Remember eight-inch floppy disks? The Department of Defense, apparently, doesn’t have to remember.

A new report from the Government Accountability Office takes a look at federal IT spending and, specifically, how much various agencies are spending on maintaining “legacy” (read: antiquated) technologies.
The GAO found that, in 2015, the federal government spent about 75 percent of its total IT budget (of over $80 billion) on operations and maintenance. Additionally, such “maintaining the status quo” spending has only increased over the past few years, while spending on modernization has decreased.
Per the GAO report:

Federal IT spending, per the GAO report. (Screenshot)
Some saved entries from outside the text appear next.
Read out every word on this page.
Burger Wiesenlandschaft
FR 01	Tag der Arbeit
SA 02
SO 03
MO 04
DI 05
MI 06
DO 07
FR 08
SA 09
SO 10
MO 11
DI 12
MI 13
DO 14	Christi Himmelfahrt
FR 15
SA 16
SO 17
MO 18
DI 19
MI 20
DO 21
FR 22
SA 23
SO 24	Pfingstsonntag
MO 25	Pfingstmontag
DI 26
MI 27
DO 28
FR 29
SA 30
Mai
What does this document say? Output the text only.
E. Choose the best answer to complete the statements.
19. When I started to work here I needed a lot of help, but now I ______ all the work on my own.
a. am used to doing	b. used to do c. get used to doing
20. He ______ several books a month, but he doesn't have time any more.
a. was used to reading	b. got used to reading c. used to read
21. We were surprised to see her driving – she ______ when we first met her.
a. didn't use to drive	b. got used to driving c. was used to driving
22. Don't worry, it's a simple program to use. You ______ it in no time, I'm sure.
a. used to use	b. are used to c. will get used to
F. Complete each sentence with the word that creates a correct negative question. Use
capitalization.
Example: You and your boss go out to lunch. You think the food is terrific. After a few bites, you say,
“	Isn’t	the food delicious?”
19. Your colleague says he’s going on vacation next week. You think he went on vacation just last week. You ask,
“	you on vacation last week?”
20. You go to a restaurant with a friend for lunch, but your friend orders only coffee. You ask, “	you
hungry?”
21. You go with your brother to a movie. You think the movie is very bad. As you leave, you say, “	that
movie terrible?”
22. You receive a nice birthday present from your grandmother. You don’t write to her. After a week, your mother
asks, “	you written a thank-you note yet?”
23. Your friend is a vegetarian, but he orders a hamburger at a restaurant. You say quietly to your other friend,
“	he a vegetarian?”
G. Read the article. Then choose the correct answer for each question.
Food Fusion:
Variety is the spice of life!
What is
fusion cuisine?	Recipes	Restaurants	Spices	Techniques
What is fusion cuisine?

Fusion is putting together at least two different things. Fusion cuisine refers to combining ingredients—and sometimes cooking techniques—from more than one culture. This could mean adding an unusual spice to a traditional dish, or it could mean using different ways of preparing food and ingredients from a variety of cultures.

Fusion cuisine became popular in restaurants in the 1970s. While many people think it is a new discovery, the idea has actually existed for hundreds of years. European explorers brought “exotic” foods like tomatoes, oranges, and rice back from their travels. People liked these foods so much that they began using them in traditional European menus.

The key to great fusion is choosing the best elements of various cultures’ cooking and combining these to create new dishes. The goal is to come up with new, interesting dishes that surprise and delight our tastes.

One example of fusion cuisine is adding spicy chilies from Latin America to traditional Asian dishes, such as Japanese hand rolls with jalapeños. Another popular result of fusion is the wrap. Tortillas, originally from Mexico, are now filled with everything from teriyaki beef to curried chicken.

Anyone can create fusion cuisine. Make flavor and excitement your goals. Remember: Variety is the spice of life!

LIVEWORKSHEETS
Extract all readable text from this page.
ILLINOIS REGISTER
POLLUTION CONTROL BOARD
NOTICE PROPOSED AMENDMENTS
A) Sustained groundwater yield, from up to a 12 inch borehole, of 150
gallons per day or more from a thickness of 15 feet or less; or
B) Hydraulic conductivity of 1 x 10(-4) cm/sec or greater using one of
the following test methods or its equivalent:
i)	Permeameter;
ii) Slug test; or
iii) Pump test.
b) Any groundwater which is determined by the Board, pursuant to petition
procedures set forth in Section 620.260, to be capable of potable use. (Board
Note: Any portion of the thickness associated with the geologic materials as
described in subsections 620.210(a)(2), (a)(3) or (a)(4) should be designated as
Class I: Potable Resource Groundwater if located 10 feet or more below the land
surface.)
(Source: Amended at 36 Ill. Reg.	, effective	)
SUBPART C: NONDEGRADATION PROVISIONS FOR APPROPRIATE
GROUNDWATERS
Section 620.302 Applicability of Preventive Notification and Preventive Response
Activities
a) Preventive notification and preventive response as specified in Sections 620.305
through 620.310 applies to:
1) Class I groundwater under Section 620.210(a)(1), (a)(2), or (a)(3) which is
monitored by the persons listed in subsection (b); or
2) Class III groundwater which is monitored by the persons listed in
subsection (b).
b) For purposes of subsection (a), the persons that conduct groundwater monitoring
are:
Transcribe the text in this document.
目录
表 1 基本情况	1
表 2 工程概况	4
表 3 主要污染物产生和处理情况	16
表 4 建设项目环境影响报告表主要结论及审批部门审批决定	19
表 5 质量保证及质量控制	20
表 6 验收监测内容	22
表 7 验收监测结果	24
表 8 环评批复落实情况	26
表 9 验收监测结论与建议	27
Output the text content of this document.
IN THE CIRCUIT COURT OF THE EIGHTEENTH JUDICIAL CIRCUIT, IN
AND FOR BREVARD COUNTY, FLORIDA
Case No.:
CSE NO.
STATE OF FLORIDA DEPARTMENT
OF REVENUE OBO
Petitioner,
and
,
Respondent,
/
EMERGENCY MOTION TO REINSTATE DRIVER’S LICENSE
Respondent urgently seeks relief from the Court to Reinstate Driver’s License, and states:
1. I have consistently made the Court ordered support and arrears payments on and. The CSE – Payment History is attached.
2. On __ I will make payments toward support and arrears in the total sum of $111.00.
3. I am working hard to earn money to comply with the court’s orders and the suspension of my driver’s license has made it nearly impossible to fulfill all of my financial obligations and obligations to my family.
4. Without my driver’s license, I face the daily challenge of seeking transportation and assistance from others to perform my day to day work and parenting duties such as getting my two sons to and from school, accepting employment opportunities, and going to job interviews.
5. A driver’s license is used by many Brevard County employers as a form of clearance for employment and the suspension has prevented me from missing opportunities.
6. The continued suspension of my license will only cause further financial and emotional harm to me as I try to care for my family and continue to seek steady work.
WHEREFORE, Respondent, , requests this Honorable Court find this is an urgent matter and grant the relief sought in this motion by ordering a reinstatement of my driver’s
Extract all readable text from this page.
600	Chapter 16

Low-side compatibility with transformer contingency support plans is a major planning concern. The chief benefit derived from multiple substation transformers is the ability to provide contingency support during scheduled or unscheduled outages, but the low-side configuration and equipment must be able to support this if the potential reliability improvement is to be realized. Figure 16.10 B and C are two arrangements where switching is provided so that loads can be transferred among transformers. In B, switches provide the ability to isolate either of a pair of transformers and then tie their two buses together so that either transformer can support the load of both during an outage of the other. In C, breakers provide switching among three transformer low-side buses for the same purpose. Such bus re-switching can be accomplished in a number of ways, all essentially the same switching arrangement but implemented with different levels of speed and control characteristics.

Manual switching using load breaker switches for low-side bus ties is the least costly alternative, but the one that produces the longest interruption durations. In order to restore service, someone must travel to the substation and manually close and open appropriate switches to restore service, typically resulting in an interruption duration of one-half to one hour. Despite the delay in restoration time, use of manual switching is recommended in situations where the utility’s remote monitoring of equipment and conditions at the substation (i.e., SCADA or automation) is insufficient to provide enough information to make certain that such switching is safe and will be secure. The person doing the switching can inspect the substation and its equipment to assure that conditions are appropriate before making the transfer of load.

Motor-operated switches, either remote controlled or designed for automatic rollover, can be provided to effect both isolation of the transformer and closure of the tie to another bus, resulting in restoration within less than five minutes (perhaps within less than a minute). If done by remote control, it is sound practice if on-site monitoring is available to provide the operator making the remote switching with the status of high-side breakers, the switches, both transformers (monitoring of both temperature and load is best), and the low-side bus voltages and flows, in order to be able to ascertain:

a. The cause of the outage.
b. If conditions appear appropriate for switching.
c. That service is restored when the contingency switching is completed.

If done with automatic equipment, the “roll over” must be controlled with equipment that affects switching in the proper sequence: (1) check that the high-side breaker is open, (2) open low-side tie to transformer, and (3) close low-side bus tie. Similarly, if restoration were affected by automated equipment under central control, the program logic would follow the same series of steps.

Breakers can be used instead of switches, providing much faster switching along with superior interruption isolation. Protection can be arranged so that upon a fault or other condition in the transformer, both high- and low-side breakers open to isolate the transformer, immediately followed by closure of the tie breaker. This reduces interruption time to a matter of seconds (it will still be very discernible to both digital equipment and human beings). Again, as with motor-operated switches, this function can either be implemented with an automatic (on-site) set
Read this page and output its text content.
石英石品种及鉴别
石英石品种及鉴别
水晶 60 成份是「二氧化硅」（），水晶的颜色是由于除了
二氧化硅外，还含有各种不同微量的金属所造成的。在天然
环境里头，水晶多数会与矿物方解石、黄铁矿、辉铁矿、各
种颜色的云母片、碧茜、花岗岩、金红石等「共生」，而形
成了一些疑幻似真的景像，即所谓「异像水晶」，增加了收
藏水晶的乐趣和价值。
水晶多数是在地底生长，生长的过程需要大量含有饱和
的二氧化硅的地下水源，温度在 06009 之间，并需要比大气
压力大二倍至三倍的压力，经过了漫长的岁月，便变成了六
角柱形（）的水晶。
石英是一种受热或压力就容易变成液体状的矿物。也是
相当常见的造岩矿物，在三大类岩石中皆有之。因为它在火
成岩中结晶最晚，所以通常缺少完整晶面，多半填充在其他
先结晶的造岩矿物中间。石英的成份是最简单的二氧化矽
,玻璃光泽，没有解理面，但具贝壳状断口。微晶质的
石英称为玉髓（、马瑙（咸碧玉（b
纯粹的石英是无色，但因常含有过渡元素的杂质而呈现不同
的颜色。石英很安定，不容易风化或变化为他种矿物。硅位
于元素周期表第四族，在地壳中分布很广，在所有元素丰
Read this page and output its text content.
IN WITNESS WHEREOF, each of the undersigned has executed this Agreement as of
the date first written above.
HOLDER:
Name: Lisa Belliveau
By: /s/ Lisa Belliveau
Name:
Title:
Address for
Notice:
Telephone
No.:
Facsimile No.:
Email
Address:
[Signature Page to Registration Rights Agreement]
Federal IT spending. (Screenshot)

An example of what one federal agency is spending all that money on? The GAO found that the DoD runs nuclear functions on an IBM Series/1 Computer (from the 1970s) and uses eight-inch floppy disks for memory. We repeat:
“Department of Defense uses 8-inch floppy disks in a legacy system that coordinates the operational functions of
the nation’s nuclear forces,” the report states, amazingly. “In addition, Department of the Treasury uses assembly language code—a computer language initially used in the 1950s and typically tied to the hardware for which it was developed.”
The silver lining in this particular case is that the DoD does have a modernization plan in place.
This stands in contrast to the Treasury Department, an agency that has a vague plan but no set date yet to retire its use of assembly language code and IBM mainframes.
The problem with using these legacy technologies is that maintenance is increasingly expensive and, ultimately, wasteful. According to the Associated Press, GAO IT expert David Powner told the House Oversight and Government Reform Committee that “clearly, there are billions wasted.”
The GAO report concludes by recommending a specific, strategic plan to prioritize IT modernization. But, as the AP writes, it’s still unclear whether Congress will move decisively towards this kind of investment.